No further information is currently available.
Commentary on Martha Rodriguez et al Accident on I-90 near Worthington
This accident contains some unusual details, but what I tend to focus on more is the part where a commercial truck crashed into a stopped car on the roadway. While far more common than the parts about the victims being storm-chasers, there are still a number of important questions to address about that. For instance: How long was the car stopped in the road before the big rig came along? Were its lights on? What was visibility like in the area? How fast was the truck traveling? Was the truck driver paying attention to his surroundings? And a big one: If winds were strong enough to knock over power poles and tear out trees, and a dangerous thunderstorm blanketed the area, why was the truck even still on the road?
I can't speak to the motives of storm chasers, whether they're academically interested (as the people in this case seemed to be) or just thrill-seekers, but they are generally allowed to make their own decisions about whether they want to travel in or near bad weather. However, professional truck drivers are a different issue.

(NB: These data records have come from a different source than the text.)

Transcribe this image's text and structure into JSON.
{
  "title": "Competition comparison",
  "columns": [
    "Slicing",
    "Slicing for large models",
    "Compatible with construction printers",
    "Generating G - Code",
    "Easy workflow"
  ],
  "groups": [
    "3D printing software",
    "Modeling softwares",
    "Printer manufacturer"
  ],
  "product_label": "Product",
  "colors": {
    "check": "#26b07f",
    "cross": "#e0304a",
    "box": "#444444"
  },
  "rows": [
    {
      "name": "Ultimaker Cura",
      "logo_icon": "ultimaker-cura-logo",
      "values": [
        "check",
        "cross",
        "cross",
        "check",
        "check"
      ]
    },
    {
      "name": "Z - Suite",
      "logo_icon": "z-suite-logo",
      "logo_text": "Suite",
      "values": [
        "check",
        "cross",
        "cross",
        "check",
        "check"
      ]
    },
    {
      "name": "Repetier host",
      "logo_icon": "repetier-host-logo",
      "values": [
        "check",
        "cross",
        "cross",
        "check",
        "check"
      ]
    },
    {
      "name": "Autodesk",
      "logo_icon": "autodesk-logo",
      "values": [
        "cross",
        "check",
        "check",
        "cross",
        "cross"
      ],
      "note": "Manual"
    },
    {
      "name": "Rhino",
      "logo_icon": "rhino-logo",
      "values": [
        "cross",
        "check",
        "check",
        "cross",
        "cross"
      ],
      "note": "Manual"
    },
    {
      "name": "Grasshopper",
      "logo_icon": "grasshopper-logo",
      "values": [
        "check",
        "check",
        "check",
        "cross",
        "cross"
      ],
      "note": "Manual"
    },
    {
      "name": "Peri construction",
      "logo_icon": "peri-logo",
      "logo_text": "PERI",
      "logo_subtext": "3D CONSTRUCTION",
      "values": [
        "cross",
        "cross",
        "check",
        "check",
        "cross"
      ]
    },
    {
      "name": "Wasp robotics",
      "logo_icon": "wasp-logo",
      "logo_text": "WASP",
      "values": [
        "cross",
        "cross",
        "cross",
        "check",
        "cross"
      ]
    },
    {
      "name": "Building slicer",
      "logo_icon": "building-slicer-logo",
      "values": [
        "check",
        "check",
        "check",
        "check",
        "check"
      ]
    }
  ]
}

In severe weather or other dangerous conditions, those drivers are required by federal law to slow down significantly or even stop until it's safe to continue. If a truck plowed into the car--which only stopped because power lines were down across its path, something else the truck driver seemingly should have been aware of--during a bad storm, I can't help but wonder if the commercial driver was acting as a reasonably prudent professional should have. If not, he may be at fault and then his employer would have some amends to make to those storm-chasers. Dangerous weather or not, it wasn't the storm that caused serious (and in one case fatal) injuries to those people.